View Source Overview
Skitter is a distributed stream processing framework. The idea behind these frameworks is to process various streams of incoming data. Distributed stream processing frameworks are designed to process large volumes of data. This is done by distributing the processing of these streams over different computers.
Similar to other distributed stream processing frameworks, Skitter offers a programming model where streams of data are processed through various operations. An operation is connected to several streams and is responsible for processing data that arrives on these streams. The operation may also emit data on streams, which can then be processed by other operations in the application.
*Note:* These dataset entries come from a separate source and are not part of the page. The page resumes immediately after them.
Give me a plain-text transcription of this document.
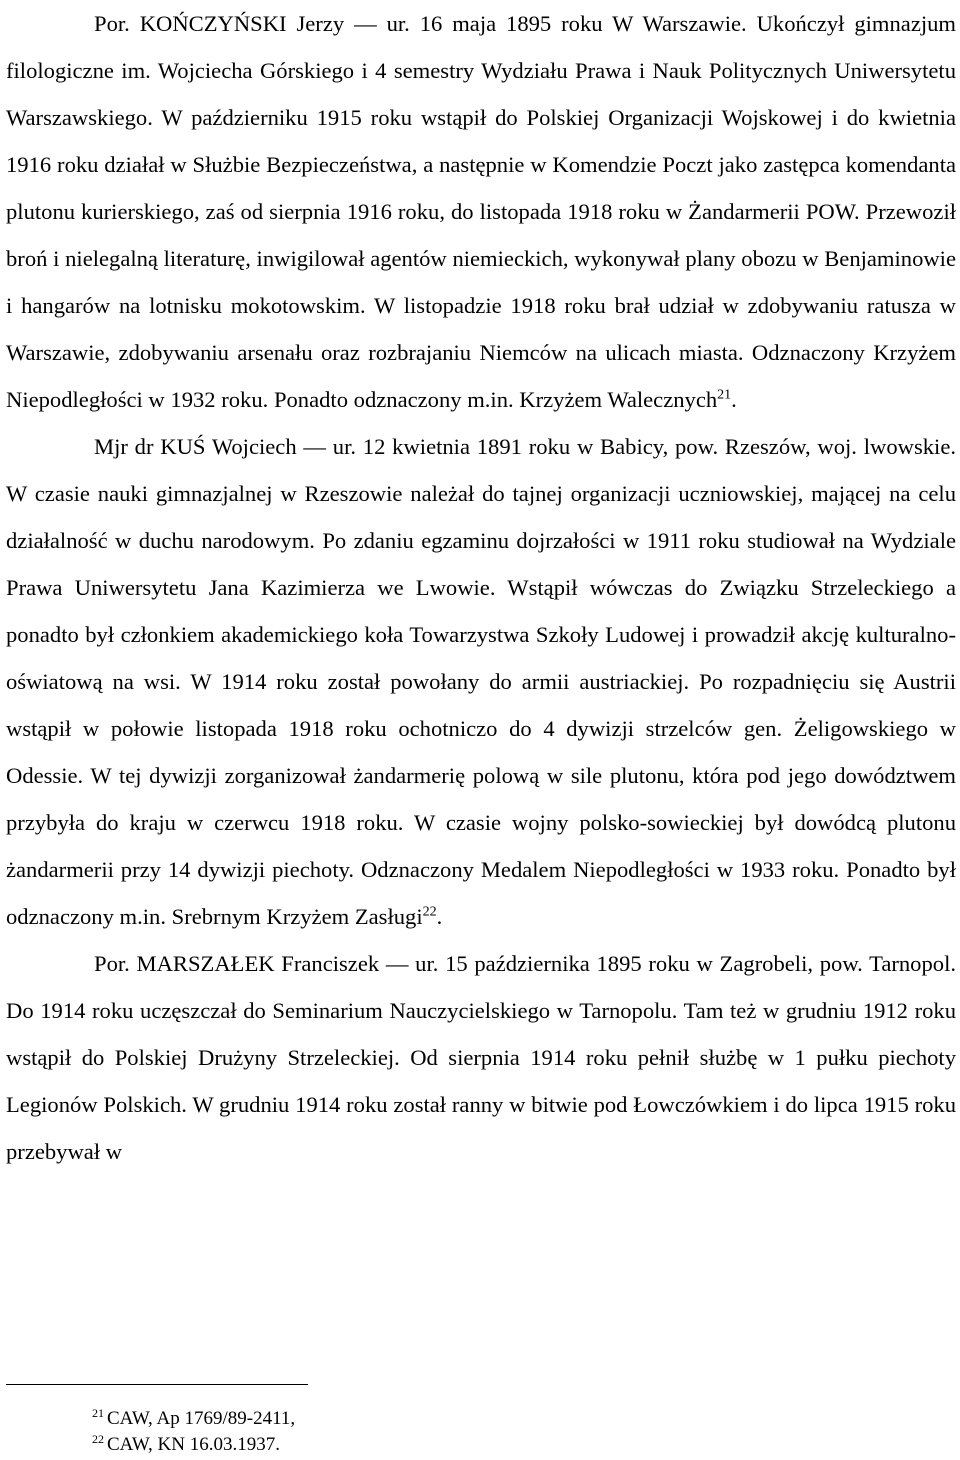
Por. KOŃCZYŃSKI Jerzy — ur. 16 maja 1895 roku W Warszawie. Ukończył gimnazjum filologiczne im. Wojciecha Górskiego i 4 semestry Wydziału Prawa i Nauk Politycznych Uniwersytetu Warszawskiego. W październiku 1915 roku wstąpił do Polskiej Organizacji Wojskowej i do kwietnia 1916 roku działał w Służbie Bezpieczeństwa, a następnie w Komendzie Poczt jako zastępca komendanta plutonu kurierskiego, zaś od sierpnia 1916 roku, do listopada 1918 roku w Żandarmerii POW. Przewoził broń i nielegalną literaturę, inwigilował agentów niemieckich, wykonywał plany obozu w Benjaminowie i hangarów na lotnisku mokotowskim. W listopadzie 1918 roku brał udział w zdobywaniu ratusza w Warszawie, zdobywaniu arsenału oraz rozbrajaniu Niemców na ulicach miasta. Odznaczony Krzyżem Niepodległości w 1932 roku. Ponadto odznaczony m.in. Krzyżem Walecznych$^{21}$.

Mjr dr KUŚ Wojciech — ur. 12 kwietnia 1891 roku w Babicy, pow. Rzeszów, woj. lwowskie. W czasie nauki gimnazjalnej w Rzeszowie należał do tajnej organizacji uczniowskiej, mającej na celu działalność w duchu narodowym. Po zdaniu egzaminu dojrzałości w 1911 roku studiował na Wydziale Prawa Uniwersytetu Jana Kazimierza we Lwowie. Wstąpił wówczas do Związku Strzeleckiego a ponadto był członkiem akademickiego koła Towarzystwa Szkoły Ludowej i prowadził akcję kulturalno-oświatową na wsi. W 1914 roku został powołany do armii austriackiej. Po rozpadnięciu się Austrii wstąpił w połowie listopada 1918 roku ochotniczo do 4 dywizji strzelców gen. Żeligowskiego w Odessie. W tej dywizji zorganizował żandarmerię polową w sile plutonu, która pod jego dowództwem przybyła do kraju w czerwcu 1918 roku. W czasie wojny polsko-sowieckiej był dowódcą plutonu żandarmerii przy 14 dywizji piechoty. Odznaczony Medalem Niepodległości w 1933 roku. Ponadto był odznaczony m.in. Srebrnym Krzyżem Zasługi$^{22}$.

Por. MARSZAŁEK Franciszek — ur. 15 października 1895 roku w Zagrobeli, pow. Tarnopol. Do 1914 roku uczęszczał do Seminarium Nauczycielskiego w Tarnopolu. Tam też w grudniu 1912 roku wstąpił do Polskiej Drużyny Strzeleckiej. Od sierpnia 1914 roku pełnił służbę w 1 pułku piechoty Legionów Polskich. W grudniu 1914 roku został ranny w bitwie pod Łowczówkiem i do lipca 1915 roku przebywał w

$^{21}$ CAW, Ap 1769/89-2411,
$^{22}$ CAW, KN 16.03.1937.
Operations which do not receive input and only produce values are called sources, while operations which receive input and do not produce any output are called sinks.
A Skitter application is created by combining several of these operations into a workflow.
Once created, a Skitter workflow can be distributed over a cluster (i.e. over a collection of different computers), after which it can start to process incoming data records.
Existing distributed stream processing frameworks automatically distribute a stream processing application over a cluster. Unique to Skitter is its support for specifying how each operation in a stream processing application is distributed. This is done by writing a distribution strategy.
Three languages
Therefore, Skitter introduces three languages:
- The workflow language is used to combine several existing operations into a workflow.
- The operation language is used to create new operations which can be used in these workflows.
- The strategy language is used to define how operations can be distributed over a cluster.
Each of these languages is introduced in detail in the following pages of this manual.